O primeiro aspecto é o lado da empresa. “O Escritório Líder me deu oportunidade de crescer. A empresa tem uma política de apoio aos funcionários para progredir na carreira lá dentro”, explica o contador. Ou seja, as empresas precisam oferecer oportunidades para os empregados crescerem e buscar a realização dos seus sonhos.

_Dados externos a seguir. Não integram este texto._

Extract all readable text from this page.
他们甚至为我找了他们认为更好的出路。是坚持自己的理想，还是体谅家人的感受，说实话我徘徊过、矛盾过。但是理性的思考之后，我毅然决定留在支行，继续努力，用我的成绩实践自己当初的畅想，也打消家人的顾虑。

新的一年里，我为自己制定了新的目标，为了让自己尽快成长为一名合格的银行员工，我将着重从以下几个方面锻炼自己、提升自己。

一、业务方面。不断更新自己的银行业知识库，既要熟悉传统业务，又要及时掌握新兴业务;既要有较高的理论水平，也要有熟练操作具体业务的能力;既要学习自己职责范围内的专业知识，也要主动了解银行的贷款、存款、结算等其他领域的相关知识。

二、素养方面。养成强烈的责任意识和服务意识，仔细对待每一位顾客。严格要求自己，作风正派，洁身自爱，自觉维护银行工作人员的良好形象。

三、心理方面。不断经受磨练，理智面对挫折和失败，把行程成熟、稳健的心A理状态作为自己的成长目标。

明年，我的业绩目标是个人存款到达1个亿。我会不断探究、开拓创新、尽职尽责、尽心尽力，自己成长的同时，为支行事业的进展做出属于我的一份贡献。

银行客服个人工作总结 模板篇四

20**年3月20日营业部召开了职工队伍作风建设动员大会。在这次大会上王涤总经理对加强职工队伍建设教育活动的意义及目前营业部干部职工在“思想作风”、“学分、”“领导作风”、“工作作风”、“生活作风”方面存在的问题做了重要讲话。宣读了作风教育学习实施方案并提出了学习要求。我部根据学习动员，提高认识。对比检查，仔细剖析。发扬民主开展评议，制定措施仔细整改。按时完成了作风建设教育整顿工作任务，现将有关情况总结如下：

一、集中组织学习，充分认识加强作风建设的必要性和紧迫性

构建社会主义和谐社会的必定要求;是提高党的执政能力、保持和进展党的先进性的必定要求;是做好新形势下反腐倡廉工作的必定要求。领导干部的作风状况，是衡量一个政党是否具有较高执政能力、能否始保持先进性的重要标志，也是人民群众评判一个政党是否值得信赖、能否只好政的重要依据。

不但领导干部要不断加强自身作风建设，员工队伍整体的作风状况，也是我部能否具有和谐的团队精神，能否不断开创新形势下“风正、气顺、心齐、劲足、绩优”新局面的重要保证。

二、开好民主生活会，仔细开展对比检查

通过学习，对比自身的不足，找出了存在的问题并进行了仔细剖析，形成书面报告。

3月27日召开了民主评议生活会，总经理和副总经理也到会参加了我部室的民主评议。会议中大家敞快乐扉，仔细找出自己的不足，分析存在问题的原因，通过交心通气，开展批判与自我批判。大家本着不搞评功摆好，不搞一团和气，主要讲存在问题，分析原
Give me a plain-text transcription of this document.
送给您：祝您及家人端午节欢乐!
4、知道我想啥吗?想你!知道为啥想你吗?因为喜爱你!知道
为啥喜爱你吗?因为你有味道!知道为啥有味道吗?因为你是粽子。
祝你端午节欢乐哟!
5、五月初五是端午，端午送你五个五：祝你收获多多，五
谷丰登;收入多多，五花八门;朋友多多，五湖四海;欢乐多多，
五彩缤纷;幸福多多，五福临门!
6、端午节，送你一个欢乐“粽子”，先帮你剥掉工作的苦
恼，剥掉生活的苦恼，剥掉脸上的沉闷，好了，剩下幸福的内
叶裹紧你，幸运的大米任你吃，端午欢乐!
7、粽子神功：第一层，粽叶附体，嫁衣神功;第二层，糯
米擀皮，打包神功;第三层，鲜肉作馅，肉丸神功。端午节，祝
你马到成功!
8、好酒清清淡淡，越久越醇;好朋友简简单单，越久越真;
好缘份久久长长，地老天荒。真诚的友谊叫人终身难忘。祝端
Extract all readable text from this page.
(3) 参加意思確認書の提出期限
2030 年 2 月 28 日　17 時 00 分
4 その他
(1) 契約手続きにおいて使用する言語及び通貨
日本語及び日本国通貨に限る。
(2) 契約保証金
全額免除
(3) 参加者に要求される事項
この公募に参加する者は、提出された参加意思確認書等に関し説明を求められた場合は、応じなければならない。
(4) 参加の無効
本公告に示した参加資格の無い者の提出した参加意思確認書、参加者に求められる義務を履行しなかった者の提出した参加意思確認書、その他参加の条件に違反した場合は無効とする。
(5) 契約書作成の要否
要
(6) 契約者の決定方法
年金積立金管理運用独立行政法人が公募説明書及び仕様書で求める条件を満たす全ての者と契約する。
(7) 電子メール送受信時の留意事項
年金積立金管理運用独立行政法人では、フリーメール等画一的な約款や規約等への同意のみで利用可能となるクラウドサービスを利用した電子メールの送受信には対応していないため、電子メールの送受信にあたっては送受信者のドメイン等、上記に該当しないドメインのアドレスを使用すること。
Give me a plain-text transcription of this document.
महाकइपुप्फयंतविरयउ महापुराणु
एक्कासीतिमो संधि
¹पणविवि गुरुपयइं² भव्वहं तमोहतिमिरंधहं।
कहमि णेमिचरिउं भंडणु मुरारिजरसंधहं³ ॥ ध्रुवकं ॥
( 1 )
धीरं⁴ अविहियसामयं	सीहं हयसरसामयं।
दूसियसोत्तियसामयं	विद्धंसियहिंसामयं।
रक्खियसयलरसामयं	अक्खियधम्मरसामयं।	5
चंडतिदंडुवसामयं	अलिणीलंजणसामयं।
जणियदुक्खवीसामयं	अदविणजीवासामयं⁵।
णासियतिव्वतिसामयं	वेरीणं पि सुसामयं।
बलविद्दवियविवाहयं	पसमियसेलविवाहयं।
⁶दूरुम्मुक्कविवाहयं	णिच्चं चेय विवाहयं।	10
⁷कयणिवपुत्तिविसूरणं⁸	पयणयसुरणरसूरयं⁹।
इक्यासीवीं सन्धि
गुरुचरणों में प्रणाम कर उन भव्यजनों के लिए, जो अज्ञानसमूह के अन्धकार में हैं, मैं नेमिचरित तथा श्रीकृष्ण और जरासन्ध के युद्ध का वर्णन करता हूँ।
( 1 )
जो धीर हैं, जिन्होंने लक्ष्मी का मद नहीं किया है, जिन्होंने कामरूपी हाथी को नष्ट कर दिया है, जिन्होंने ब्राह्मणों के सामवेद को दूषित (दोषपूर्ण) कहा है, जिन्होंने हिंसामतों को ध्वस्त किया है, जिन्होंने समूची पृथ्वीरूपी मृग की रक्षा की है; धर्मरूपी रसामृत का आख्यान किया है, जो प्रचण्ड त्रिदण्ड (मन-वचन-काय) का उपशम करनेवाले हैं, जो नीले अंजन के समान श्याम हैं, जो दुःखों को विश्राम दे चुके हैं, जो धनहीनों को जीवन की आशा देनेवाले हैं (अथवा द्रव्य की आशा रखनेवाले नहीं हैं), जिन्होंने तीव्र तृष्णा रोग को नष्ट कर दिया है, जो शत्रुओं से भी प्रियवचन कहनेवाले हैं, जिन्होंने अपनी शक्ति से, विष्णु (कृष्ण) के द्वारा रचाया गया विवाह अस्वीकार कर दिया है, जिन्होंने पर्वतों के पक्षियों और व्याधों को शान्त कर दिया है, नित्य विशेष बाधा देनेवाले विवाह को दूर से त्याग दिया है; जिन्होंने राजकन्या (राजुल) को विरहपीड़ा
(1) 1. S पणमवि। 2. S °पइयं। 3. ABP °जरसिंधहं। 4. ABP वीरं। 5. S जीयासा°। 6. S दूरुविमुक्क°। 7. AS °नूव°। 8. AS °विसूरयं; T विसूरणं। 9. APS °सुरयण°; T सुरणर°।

Já o outro aspecto é o lado do próprio trabalhador. “A empresa me deu oportunidade, é verdade, mas eu fiz tudo o que pude para aproveitá-la e para merecê-la. Eu tenho uma cultura de meritocracia muito forte comigo. Recebi muito apoio, mas não tive padrinhos. O trabalhador também precisa apresentar resultados, ter seus méritos. A empresa não vai fazer tudo sozinha”, disse Willian Jhon. Ou seja, o empregado também precisa fazer a sua parte e não esperar que a empresa faça tudo por ele.

O dilema entre vagas abertas e gente procurando emprego continua em Cerejeiras. E tudo indica que este problema vá persistir por um bom tempo, pois as mudanças sociais ocorrem devagar, muito devagar.

No entanto, fica muito clara a lição de que todos precisam contribuir para o fim deste problema.

O sistema educacional precisa melhorar, o setor público precisa oferecer mais treinamentos, as entidades de qualificação profissional precisam atender a essas demandas já existentes por mais cursos e treinamentos.

No entanto, as empresas precisam se enxergar como campos de treinamento de mãos de obra e os trabalhadores precisam mudar sua mentalidade para aproveitar essas oportunidades de trabalho.

O desafio está lançado. Agora vamos todos fazer sua parte.